Kit sat down beside Helen. There were tears in the girl’s eyes.
“That’s one of the nicest things anyone ever did for me,” she cried. “But I don’t have anything to wear, and I don’t know how to act with Congressmen’s sons!”
Bernice smiled. “You know how it’s like in a dorm. If you don’t have a dress, you borrow it. Right, Kit?”
Kit nodded.
“And as for Congressmen’s sons, just remember that most of them were raised on some farm in the corn-belt. Right, Kit?”
Kit giggled. “Let’s fix Helen up with a dress,” she suggested. “I have something she can wear, I think.” And she opened the closet door where her freshly unpacked clothes hung. “Let’s see,” she said, running her hands over the hangers. “Try this one.”

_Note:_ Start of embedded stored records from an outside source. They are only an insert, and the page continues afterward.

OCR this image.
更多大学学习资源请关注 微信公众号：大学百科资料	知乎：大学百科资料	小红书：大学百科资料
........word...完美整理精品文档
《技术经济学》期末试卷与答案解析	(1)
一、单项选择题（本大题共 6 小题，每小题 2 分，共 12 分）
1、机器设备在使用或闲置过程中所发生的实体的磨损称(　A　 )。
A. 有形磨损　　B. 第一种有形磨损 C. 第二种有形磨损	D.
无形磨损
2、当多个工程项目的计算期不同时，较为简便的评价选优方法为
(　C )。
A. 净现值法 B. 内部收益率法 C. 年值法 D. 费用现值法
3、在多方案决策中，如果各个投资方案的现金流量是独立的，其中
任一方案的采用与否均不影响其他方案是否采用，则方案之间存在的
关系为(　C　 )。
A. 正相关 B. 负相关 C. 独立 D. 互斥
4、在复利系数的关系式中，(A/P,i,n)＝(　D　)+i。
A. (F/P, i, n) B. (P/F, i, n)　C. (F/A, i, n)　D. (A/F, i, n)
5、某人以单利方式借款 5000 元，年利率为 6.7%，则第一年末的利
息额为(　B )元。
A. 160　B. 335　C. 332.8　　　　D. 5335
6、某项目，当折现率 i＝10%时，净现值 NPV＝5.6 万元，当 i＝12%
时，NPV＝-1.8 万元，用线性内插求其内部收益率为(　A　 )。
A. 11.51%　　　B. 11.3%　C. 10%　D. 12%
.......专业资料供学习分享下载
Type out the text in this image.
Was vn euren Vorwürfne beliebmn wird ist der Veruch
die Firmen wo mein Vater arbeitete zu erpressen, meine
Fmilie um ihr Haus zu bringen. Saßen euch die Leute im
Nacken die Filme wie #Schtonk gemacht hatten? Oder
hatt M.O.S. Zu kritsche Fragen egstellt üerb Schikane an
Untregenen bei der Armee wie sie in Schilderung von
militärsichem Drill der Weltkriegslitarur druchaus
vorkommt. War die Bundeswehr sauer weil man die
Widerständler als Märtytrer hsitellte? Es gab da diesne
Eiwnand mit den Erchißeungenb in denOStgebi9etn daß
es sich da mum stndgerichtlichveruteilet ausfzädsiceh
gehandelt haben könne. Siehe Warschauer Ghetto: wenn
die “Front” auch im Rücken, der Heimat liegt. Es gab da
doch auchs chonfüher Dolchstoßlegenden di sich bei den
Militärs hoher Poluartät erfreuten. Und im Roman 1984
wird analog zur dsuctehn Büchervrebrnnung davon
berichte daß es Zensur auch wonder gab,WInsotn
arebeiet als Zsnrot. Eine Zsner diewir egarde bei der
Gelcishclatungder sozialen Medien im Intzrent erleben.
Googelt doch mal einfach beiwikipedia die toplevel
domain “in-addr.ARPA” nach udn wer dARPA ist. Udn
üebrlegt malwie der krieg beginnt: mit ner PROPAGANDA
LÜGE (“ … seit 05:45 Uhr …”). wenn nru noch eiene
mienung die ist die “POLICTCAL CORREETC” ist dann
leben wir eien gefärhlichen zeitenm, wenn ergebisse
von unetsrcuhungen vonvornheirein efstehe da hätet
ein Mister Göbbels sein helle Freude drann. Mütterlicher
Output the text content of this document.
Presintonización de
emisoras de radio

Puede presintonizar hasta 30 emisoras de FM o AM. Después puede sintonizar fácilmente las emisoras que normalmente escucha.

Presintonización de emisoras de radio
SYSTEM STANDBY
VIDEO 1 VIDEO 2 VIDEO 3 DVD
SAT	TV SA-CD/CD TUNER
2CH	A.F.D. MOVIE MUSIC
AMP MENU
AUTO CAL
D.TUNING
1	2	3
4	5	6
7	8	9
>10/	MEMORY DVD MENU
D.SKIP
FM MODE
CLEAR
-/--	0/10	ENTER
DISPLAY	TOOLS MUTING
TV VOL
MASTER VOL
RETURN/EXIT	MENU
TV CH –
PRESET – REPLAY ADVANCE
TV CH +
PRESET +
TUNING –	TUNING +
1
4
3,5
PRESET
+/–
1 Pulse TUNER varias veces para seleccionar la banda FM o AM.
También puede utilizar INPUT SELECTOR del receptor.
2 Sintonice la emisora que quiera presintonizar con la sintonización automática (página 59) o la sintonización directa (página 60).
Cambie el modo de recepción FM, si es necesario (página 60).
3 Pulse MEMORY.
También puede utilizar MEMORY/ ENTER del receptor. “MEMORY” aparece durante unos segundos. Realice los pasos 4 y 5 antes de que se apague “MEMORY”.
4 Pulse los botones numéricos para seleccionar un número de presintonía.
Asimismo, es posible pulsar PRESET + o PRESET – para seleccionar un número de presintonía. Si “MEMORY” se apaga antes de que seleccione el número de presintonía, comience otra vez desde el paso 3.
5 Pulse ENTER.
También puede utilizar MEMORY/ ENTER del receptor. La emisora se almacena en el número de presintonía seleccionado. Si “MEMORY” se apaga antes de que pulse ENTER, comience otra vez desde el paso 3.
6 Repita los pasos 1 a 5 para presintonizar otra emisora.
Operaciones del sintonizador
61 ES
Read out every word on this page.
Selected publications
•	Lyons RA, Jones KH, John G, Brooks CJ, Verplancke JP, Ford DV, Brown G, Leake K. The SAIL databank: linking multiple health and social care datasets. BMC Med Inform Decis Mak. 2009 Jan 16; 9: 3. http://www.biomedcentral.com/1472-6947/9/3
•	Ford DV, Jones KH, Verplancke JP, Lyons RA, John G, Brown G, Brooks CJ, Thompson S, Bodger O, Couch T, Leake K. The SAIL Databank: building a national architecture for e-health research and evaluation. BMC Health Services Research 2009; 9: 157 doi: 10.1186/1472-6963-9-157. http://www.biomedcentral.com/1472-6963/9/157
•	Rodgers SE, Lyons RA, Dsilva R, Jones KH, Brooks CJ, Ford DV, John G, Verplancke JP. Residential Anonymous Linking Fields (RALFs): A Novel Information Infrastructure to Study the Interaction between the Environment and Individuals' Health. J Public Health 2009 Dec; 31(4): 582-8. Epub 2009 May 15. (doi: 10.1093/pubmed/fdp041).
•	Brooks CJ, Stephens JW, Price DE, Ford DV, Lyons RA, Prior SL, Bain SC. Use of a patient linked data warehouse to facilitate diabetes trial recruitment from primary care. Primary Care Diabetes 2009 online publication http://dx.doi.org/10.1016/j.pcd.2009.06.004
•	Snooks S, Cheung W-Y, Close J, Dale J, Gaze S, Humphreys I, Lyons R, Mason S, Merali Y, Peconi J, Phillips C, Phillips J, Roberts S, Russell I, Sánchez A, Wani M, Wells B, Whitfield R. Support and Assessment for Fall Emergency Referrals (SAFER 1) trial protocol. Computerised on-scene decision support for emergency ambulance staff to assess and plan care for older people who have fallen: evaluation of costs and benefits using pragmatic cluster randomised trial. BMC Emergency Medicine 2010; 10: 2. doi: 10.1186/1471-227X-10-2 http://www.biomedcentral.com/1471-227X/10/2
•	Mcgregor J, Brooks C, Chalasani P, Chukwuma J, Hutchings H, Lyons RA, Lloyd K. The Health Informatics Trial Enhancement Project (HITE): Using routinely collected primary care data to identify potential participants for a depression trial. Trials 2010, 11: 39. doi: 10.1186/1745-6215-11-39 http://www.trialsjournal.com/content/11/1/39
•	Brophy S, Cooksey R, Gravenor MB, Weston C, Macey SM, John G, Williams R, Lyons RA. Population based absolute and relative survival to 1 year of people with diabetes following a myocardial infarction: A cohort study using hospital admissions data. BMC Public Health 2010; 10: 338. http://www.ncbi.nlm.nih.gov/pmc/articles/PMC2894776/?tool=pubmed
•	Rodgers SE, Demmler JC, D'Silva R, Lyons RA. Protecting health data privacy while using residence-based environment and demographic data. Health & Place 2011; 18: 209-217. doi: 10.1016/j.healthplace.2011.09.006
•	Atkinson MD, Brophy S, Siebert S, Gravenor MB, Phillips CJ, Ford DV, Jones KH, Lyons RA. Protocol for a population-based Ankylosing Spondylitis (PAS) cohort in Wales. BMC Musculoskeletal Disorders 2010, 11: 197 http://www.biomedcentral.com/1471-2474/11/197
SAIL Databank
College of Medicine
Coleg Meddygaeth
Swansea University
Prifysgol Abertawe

Helen gasped at the sight of the white tulle evening frock which Kit laid across her bed. “I ... I couldn’t!” she said.
Kit smiled. “Of course you can. You probably wouldn’t hesitate if you were my roommate at school.”
Helen touched the dress gingerly. Slowly she rose and slipped off her street dress. “I’ll take a shower and then try it,” she consented.
In an hour all three girls were ready for their first night in Washington. Kit was lovely in a simple powder blue street-length dress with a matching jaunty little hat. She wore white gloves and blue slippers and carried a tiny blue bag. Bernice wore a sheath-like strapless black evening dress. Her hair was pulled on top of her head and caught with a rhinestone clip. She pulled on long black gloves and turned to survey her new roommate.